Saturday, November 10, 2007

What is surgical CAD in the light of PCI improvements

It is common knowledge in our circles that cardiac surgeons caseloads have been severely affected by improvements in PCI (Percutaneous Coronary Intervention). In the adult population, PCI has really impacted the need for bypass surgery. In paediatrics, congenital heart disease, percutaneous cardiac interventions (occluders) have also impacted on the work of congenital heart surgeons. Adult cardiac interventionist are also looking to do percutaneous valve replacements. If this trend continues, in the next ten years, probably less specialist will be going for cardio-surgical training.

Contrasted against this, is the fact that with the "hooha" about late stent thrombosis last year, we have noticed a reduction in the use of DES (drug-eluting stents), an increase in the use of bare metal stents, and also an increase in the rates of bypass surgery.

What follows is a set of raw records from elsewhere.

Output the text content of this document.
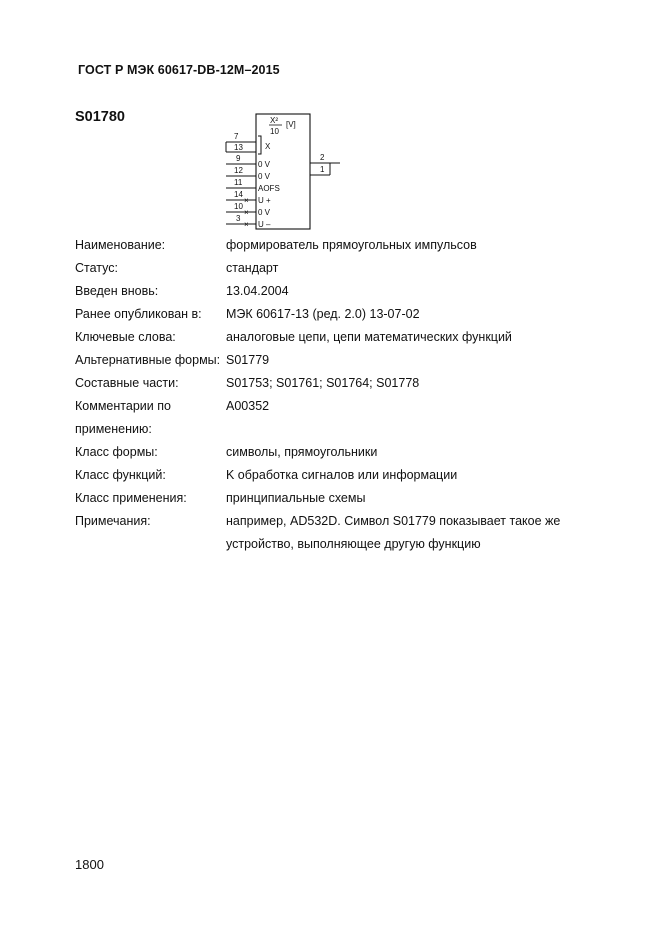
ГОСТ Р МЭК 60617-DB-12M–2015
S01780	X² [V]
10
7
13	X
9
0 V
12
0 V
11
AOFS
14
× U +
10
× 0 V
3
× U –
2
1
Наименование:	формирователь прямоугольных импульсов
Статус:	стандарт
Введен вновь:	13.04.2004
Ранее опубликован в:	МЭК 60617-13 (ред. 2.0) 13-07-02
Ключевые слова:	аналоговые цепи, цепи математических функций
Альтернативные формы: S01779
Составные части:	S01753; S01761; S01764; S01778
Комментарии по применению:
A00352
Класс формы:	символы, прямоугольники
Класс функций:	K обработка сигналов или информации
Класс применения:	принципиальные схемы
Примечания:	например, AD532D. Символ S01779 показывает такое же устройство, выполняющее другую функцию
1800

This blog is partly prompted by a paper published online in the 15th Oct 2007 edition of the Annals of Internal Medicine. This paper by Dr Bravata of Stanford University, did a meta-analysis of 23 large clinical trials (including 5,091 patients) comparing PCI and CABG, especially their 10 years survival, and the Stanford team found that after ten years, the survival differences was less then 1 percent. PCI and CABG both have the same longterm survival. Well, this is nice to know. If one looks at the subsets, over 5 years, there seems to be more perioperative strokes and more angina relief with CABG and more revascularisation with PCI. So what is new. We know this from before. It looks like all the so call poorer survival advantage of PCI in the longterm, is not true. What then is the place of CABG in the management of CAD. It looks like in a center with an aggressive PCI team, the cardiac surgeon's territory will be restricted to LMS disease and severe triple vessel disease with poor LV. Add to this the fact that most patients are adverse to surgery, if they know that PCI patients live as long as post-CABG patients. I am certain that soon, it will be rare for a cardiac surgeon to find a patient with normal LV. Of course, in centers where the cardiac surgeon has a good reputation and the PCI team is young and new, then only single vessel CAD may end up with PCI and all else with cardiac surgery. As for myself, the patients who are refered to cardiac surgeons are those who prefer CABG, those with poor LV function with at least two CTOs ( chronic total occlusion ), and those with two stents or more at the same arterial location ( no more room for stents ). We have done quite a few LMS CAD( left main stem CAD ), with good results. Yes, we had to re-do some of them, but many of the patients still prefer PCI. I am certain that not all of you out there will agree with me, and I would like to hear your comments.